Ce panorama dessine une équation particulièrement complexe qui ne peut être résolue qu’en poursuivant nos efforts. Il faudra du courage. L’architecture européenne de sécurité ne sera pas reconstruite sans volontarisme politique et l’on ne dissuadera pas des puissances régionales « dopées » au fait accompli, au chantage géopolitique et à la guerre sous le seuil du conflit ouvert en rabaissant nos ambitions.
Dit autrement : la trajectoire dessinée en 2018 est la bonne, mais le contexte nous contraint à prolonger les efforts au-delà de l’échéance de 2025.

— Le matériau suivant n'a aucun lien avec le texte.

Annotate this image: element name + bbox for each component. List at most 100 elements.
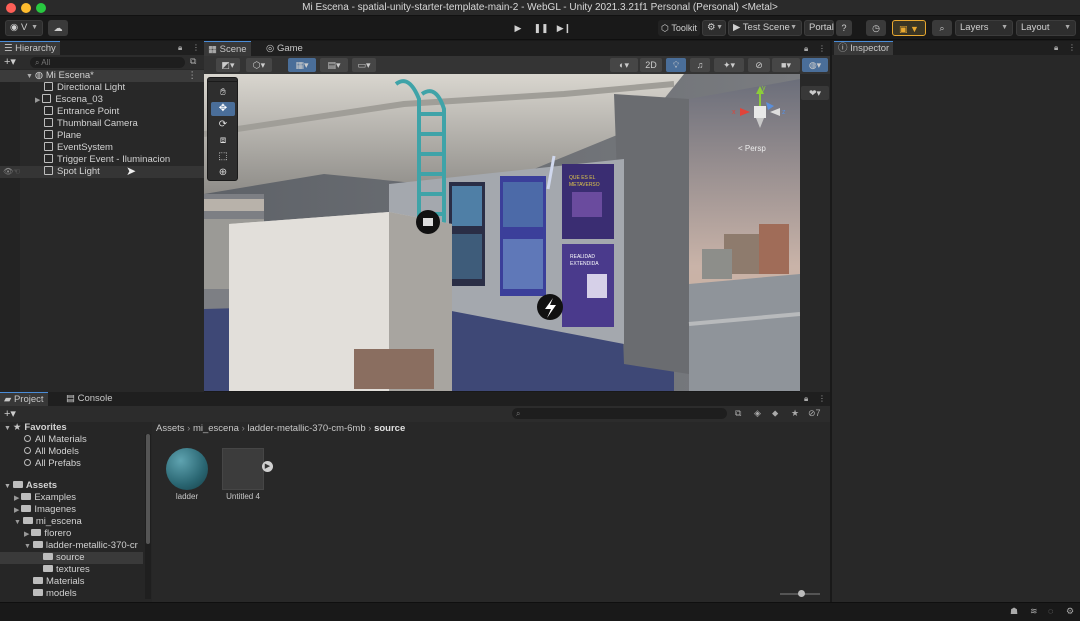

« Additionnez, ne divisez pas »
Pour le réussir, il faut d’abord poursuivre la mise en place du modèle d’armée 2030 en l’adaptant aux évolutions de la conflictualité. La guerre de demain sera conventionnelle, mais aussi numérique, spatiale, robotisée et cognitive. Les doctrines, comme les moyens, devront s’adapter à l’évolution de ces domaines dans un contexte où des ruptures technologiques majeures pourraient changer la donne à brève échéance (informatique quantique, hypervélocité, armes à effet dirigé, etc.) même si la question de la vulnérabilité des communications électroniques surplombera toutes les autres. Ce dernier point nécessitera, à mon sens, que l’on change d’échelle dans un secteur qui pourrait s’inspirer du modèle du Commissariat à l’énergie atomique et de sa Direction des applications militaires pour révolutionner le développement d’outils numériques défensifs et offensifs.
Au-delà, il conviendra de renforcer nos capacités militaires en additionnant les amplificateurs de puissance dont nous disposons : nos alliances, notre industrie de défense et l’adhésion de l’opinion publique.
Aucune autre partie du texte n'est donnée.